Go to the problem on Leetcode

Problem Description:

Given a Binary Search Tree (BST) and a range [low, high], you need to find the sum of all node values within that range.

Intuition

In a Binary Search Tree (BST):

  • The left subtree of any node contains values less than the node's value.
  • The right subtree of any node contains values greater than the node's value.

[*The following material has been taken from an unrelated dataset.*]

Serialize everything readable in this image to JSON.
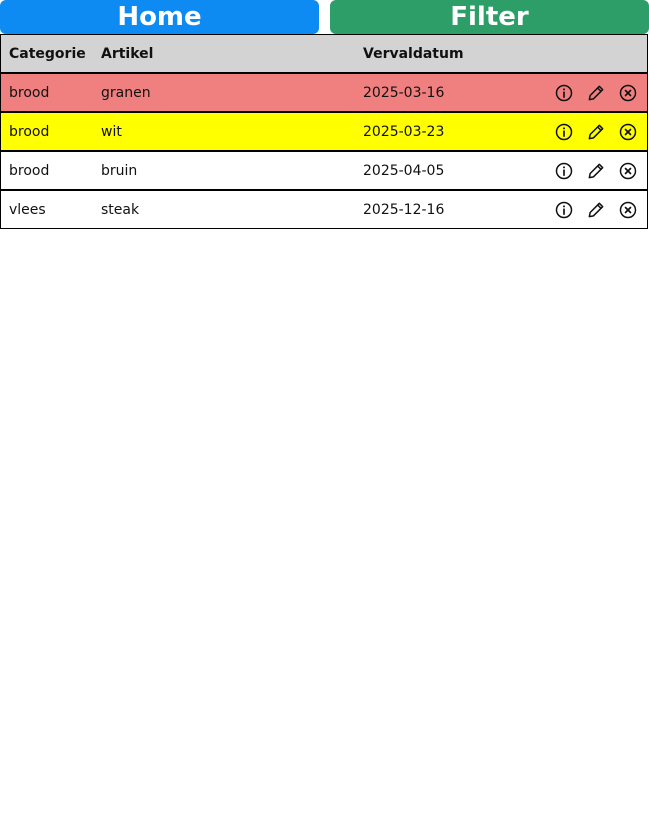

Using these properties, you can skip entire subtrees if their values are not within the given range, making the algorithm more efficient.

Approach

  1. Base Case:
    If the current node is null, return 0 because an empty tree contributes 0 to the sum.

  2. Check Current Node:

    • If the current node's value is within the range [low, high], add its value to the sum.

  3. Recursive Traversal:

    • Left Subtree: If the current node's value is greater than the low bound, recursively traverse the left subtree because there might be values within the range.
    • Right Subtree: If the current node's value is less than the high bound, recursively traverse the right subtree because there might be values within the range.

  4. Return Sum:
    Return the accumulated sum of all nodes that fall within the specified range.

Complexity

Time Complexity:

  • O(N) where N is the number of nodes in the BST.
    Each node is visited at most once, but unnecessary subtrees are skipped based on the value range, which can reduce the effective number of nodes visited in practice.

Space Complexity:

  • O(H) where H is the height of the tree.
    This space is used for the recursive call stack. In the worst case, the height of the tree can be as large as N (if the tree is skewed), so the space complexity can be O(N) in the worst case. For a balanced tree, it is O(log N).

Code

/**
 * Definition for a binary tree node.
 * public class TreeNode {
 *     int val;
 *     TreeNode left;
 *     TreeNode right;
 *     TreeNode() {}
 *     TreeNode(int val) { this.val = val; }
 *     TreeNode(int val, TreeNode left, TreeNode right) {
 *         this.val = val;
 *         this.left = left;
 *         this.right = right;
 *     }
 * }
 */
class Solution {
    public int rangeSumBST(TreeNode root, int low, int high) {
        if (root == null) return 0; // Base case: if the current node is null, return 0

        int sum = 0; // Initialize sum

        // If the current node's value is within the range, add it to the sum
        if (root.val >= low && root.val <= high) {
            sum += root.val;
        }
        
        // If the current node's value is greater than the lower bound,
        // there might be valid values in the left subtree
        if (root.val > low) {
            sum += rangeSumBST(root.left, low, high);
        }
        
        // If the current node's value is less than the upper bound,
        // there might be valid values in the right subtree
        if (root.val < high) {
            sum += rangeSumBST(root.right, low, high);
        }
        
        return sum; // Return the total sum of all nodes within the range
    }
}